Board Review — High Yield

  • Kellgren-Lawrence grade, The standard radiographic OA staging system; grade ≥2 (definite osteophyte and possible joint space narrowing) defines radiographic OA.
  • Medial tibiofemoral compartment, Most common site of knee OA due to carrying 60-70% of load; varus malalignment accelerates progression; joint space width <2 mm is severely narrowed.
  • Heberden's nodes, Bony enlargement at the DIP; associated with nodal OA; reflects osteophyte formation; Bouchard's nodes are at the PIP.
  • Cam-type femoroacetabular impingement, Alpha angle >55° at femoral head-neck junction; causes premature hip OA; more common in males.
  • Meniscal extrusion >3 mm, A key MRI finding in accelerated knee OA; associated with cartilage loss and subchondral bone marrow lesions.
  • Synovial fluid WBC <2000 cells/μL, Distinguishes OA from inflammatory arthritis (<2000 usually mononuclear).
  • Total knee/hip arthroplasty, The most effective treatment for end-stage OA; signs: nocturnal pain, rest pain, bone-on-bone radiographic appearance.
  • Intra-articular corticosteroids, Triamcinolone acetonide 40 mg (knee), 20-40 mg (hip); effect in 2-7 days, lasts 4-8 weeks. Avoid every-3-month use due to risk of cartilage loss.

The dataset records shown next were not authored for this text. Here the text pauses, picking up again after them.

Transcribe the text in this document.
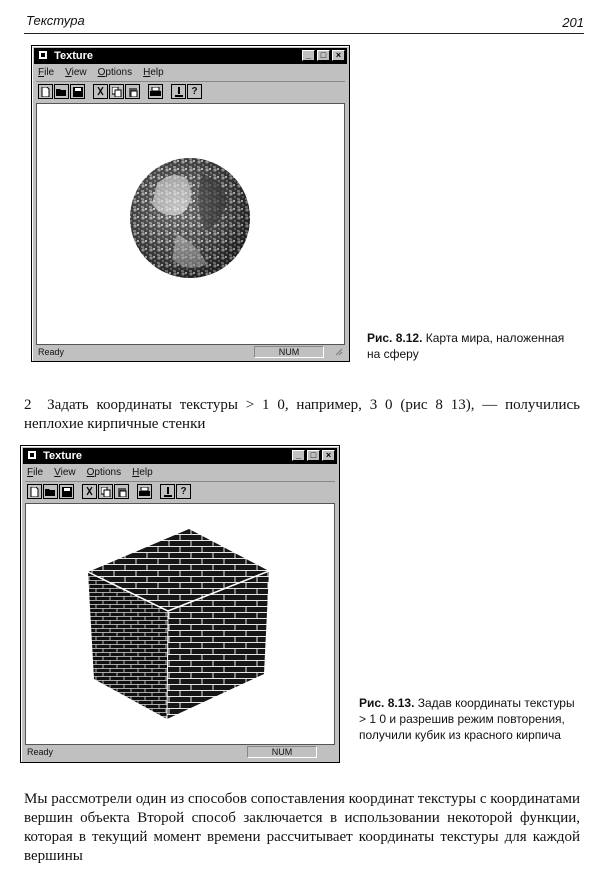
Текстура	201
Texture	_	□	×
File View Options Help
?
Ready	NUM
Рис. 8.12. Карта мира, наложенная на сферу
2 Задать координаты текстуры > 1 0, например, 3 0 (рис 8 13), — получились неплохие кирпичные стенки
Texture	_	□	×
File View Options Help
?
Ready	NUM
Рис. 8.13. Задав координаты текстуры > 1 0 и разрешив режим повторения, получили кубик из красного кирпича
Мы рассмотрели один из способов сопоставления координат текстуры с координатами вершин объекта Второй способ заключается в использовании некоторой функции, которая в текущий момент времени рассчитывает координаты текстуры для каждой вершины
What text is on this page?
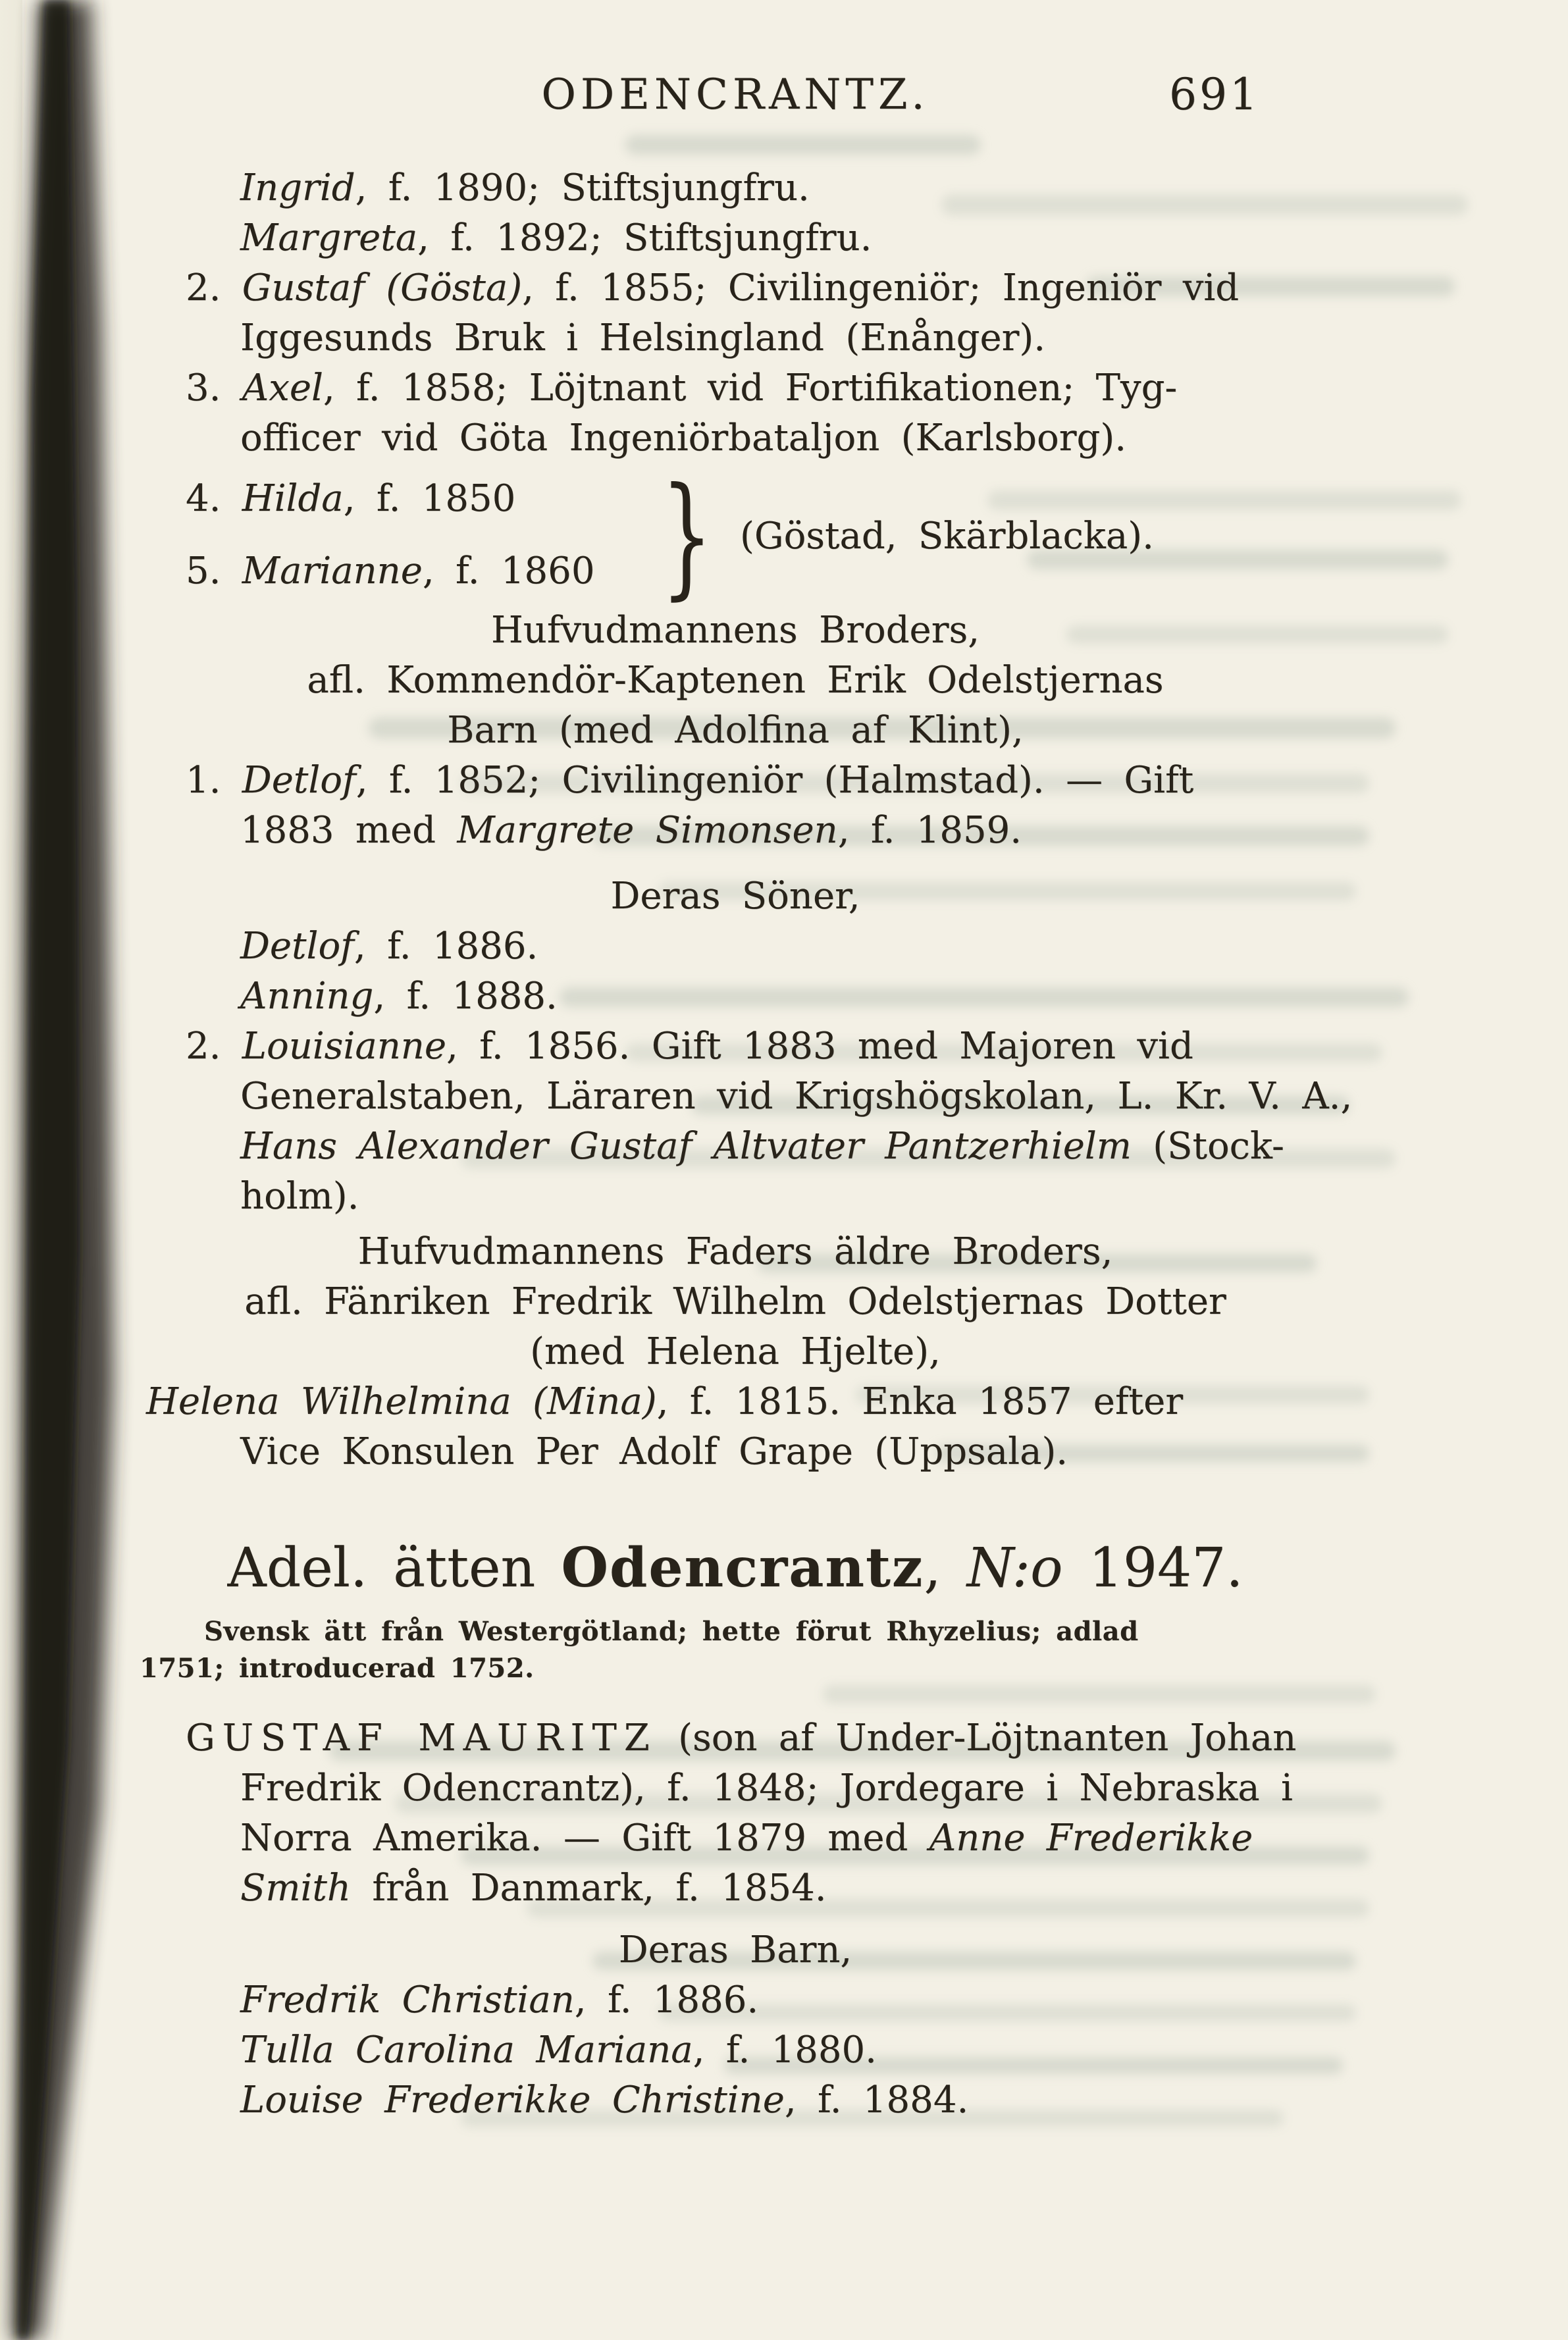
ODENCRANTZ.	691
Ingrid, f. 1890; Stiftsjungfru.
Margreta, f. 1892; Stiftsjungfru.
2. Gustaf (Gösta), f. 1855; Civilingeniör; Ingeniör vid
Iggesunds Bruk i Helsingland (Enånger).
3. Axel, f. 1858; Löjtnant vid Fortifikationen; Tyg-
officer vid Göta Ingeniörbataljon (Karlsborg).
4. Hilda, f. 1850
5. Marianne, f. 1860 } (Göstad, Skärblacka).
Hufvudmannens Broders,
afl. Kommendör-Kaptenen Erik Odelstjernas
Barn (med Adolfina af Klint),
1. Detlof, f. 1852; Civilingeniör (Halmstad). — Gift
1883 med Margrete Simonsen, f. 1859.
Deras Söner,
Detlof, f. 1886.
Anning, f. 1888.
2. Louisianne, f. 1856. Gift 1883 med Majoren vid
Generalstaben, Läraren vid Krigshögskolan, L. Kr. V. A.,
Hans Alexander Gustaf Altvater Pantzerhielm (Stock-
holm).
Hufvudmannens Faders äldre Broders,
afl. Fänriken Fredrik Wilhelm Odelstjernas Dotter
(med Helena Hjelte),
Helena Wilhelmina (Mina), f. 1815. Enka 1857 efter
Vice Konsulen Per Adolf Grape (Uppsala).
Adel. ätten Odencrantz, N:o 1947.
Svensk ätt från Westergötland; hette förut Rhyzelius; adlad
1751; introducerad 1752.
GUSTAF MAURITZ (son af Under-Löjtnanten Johan
Fredrik Odencrantz), f. 1848; Jordegare i Nebraska i
Norra Amerika. — Gift 1879 med Anne Frederikke
Smith från Danmark, f. 1854.
Deras Barn,
Fredrik Christian, f. 1886.
Tulla Carolina Mariana, f. 1880.
Louise Frederikke Christine, f. 1884.
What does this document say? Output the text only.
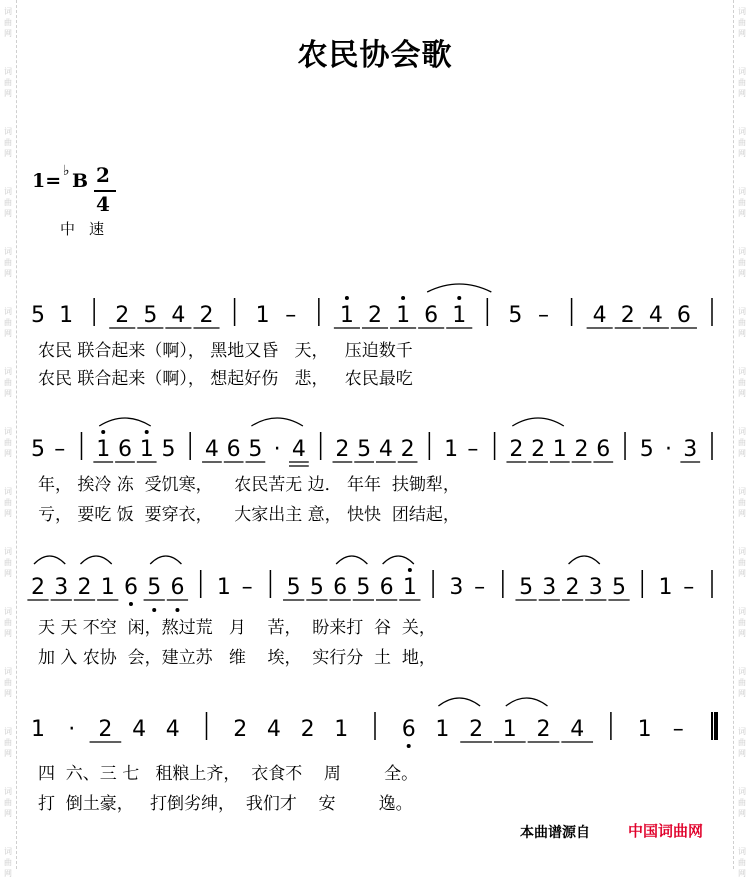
词
曲
网
词
曲
网
词
曲
网
词
曲
网
词
曲
网
词
曲
网
词
曲
网
词
曲
网
词
曲
网
词
曲
网
词
曲
网
词
曲
网
词
曲
网
词
曲
网
词
曲
网
词
曲
网
词
曲
网
词
曲
网
词
曲
网
词
曲
网
词
曲
网
词
曲
网
词
曲
网
词
曲
网
词
曲
网
词
曲
网
词
曲
网
词
曲
网
词
曲
网
词
曲
网
农民协会歌
1= ♭ B 2
4
中速
5 1 2 5 4 2 1 – 1 2 1 6 1 5 – 4 2 4 6
5 – 1 6 1 5 4 6 5 · 4 2 5 4 2 1 – 2 2 1 2 6 5 · 3
2 3 2 1 6 5 6 1 – 5 5 6 5 6 1 3 – 5 3 2 3 5 1 –
1 · 2 4 4 2 4 2 1 6 1 2 1 2 4 1 –
农民 联合起来（啊）， 黑地又昏   天，   压迫数千
农民 联合起来（啊）， 想起好伤   悲，   农民最吃
年， 挨冷 冻  受饥寒，    农民苦无 边． 年年  扶锄犁，
亏， 要吃 饭  要穿衣，    大家出主 意， 快快  团结起，
天 天 不空  闲，熬过荒   月    苦，  盼来打  谷  关，
加 入 农协  会，建立苏   维    埃，  实行分  土  地，
四  六、三 七   租粮上齐，  衣食不    周        全。
打  倒土豪，   打倒劣绅，  我们才    安        逸。
本曲谱源自	中国词曲网
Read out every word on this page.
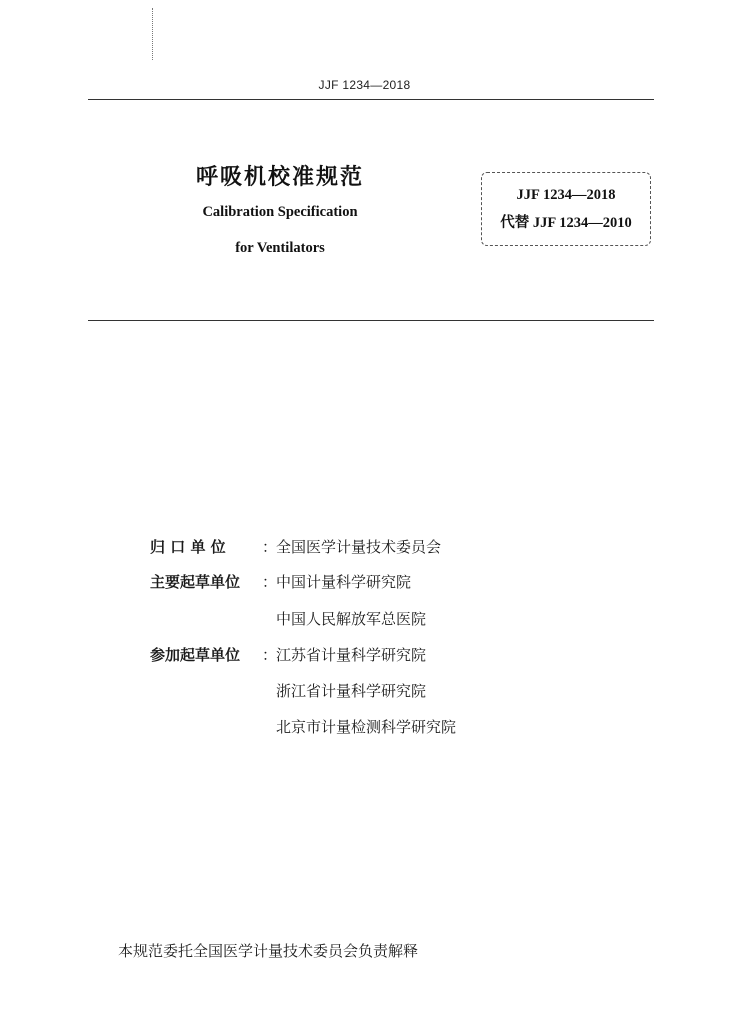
JJF 1234—2018
呼吸机校准规范
Calibration Specification
for Ventilators
JJF 1234—2018
代替 JJF 1234—2010
归 口 单 位	：
全国医学计量技术委员会
主要起草单位	：
中国计量科学研究院
中国人民解放军总医院
参加起草单位	：
江苏省计量科学研究院
浙江省计量科学研究院
北京市计量检测科学研究院
本规范委托全国医学计量技术委员会负责解释
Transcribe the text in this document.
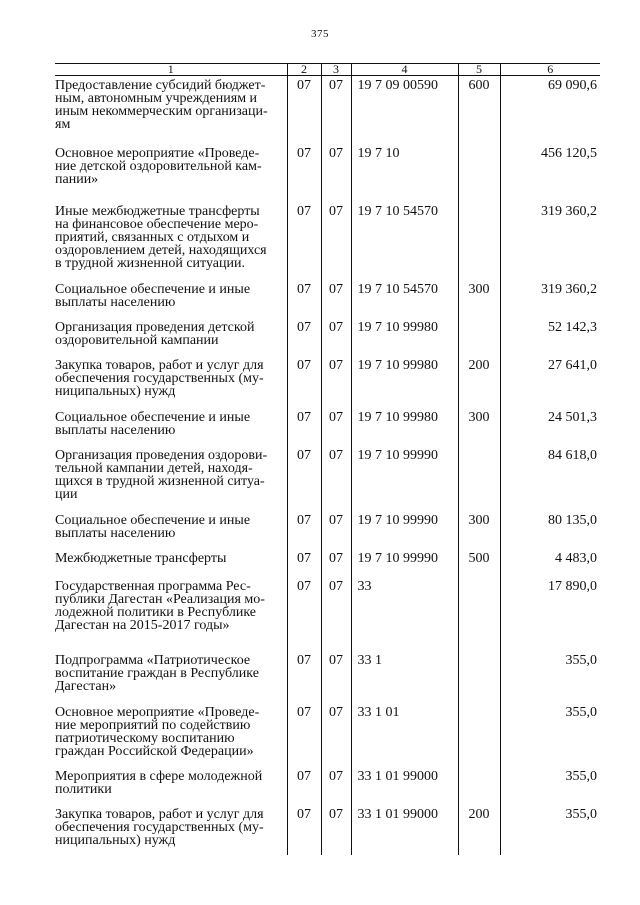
375
1	2	3	4	5	6
Предоставление субсидий бюджет-
ным, автономным учреждениям и
иным некоммерческим организаци-
ям	07	07	19 7 09 00590	600	69 090,6
Основное мероприятие «Проведе-
ние детской оздоровительной кам-
пании»	07	07	19 7 10		456 120,5
Иные межбюджетные трансферты
на финансовое обеспечение меро-
приятий, связанных с отдыхом и
оздоровлением детей, находящихся
в трудной жизненной ситуации.	07	07	19 7 10 54570		319 360,2
Социальное обеспечение и иные
выплаты населению	07	07	19 7 10 54570	300	319 360,2
Организация проведения детской
оздоровительной кампании	07	07	19 7 10 99980		52 142,3
Закупка товаров, работ и услуг для
обеспечения государственных (му-
ниципальных) нужд	07	07	19 7 10 99980	200	27 641,0
Социальное обеспечение и иные
выплаты населению	07	07	19 7 10 99980	300	24 501,3
Организация проведения оздорови-
тельной кампании детей, находя-
щихся в трудной жизненной ситуа-
ции	07	07	19 7 10 99990		84 618,0
Социальное обеспечение и иные
выплаты населению	07	07	19 7 10 99990	300	80 135,0
Межбюджетные трансферты	07	07	19 7 10 99990	500	4 483,0
Государственная программа Рес-
публики Дагестан «Реализация мо-
лодежной политики в Республике
Дагестан на 2015-2017 годы»	07	07	33		17 890,0
Подпрограмма «Патриотическое
воспитание граждан в Республике
Дагестан»	07	07	33 1		355,0
Основное мероприятие «Проведе-
ние мероприятий по содействию
патриотическому воспитанию
граждан Российской Федерации»	07	07	33 1 01		355,0
Мероприятия в сфере молодежной
политики	07	07	33 1 01 99000		355,0
Закупка товаров, работ и услуг для
обеспечения государственных (му-
ниципальных) нужд	07	07	33 1 01 99000	200	355,0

  • Exercise and weight loss, First-line therapy for OA; 5-10% weight loss in overweight patients produces clinically meaningful pain reduction; structured exercise (aerobic + resistance) improves function.
  • OARSI 2020 guidelines, Strongly recommend exercise, weight loss, NSAIDs, topical NSAIDs; conditionally recommend tramadol, PRP; strongly recommend against glucosamine and chondroitin.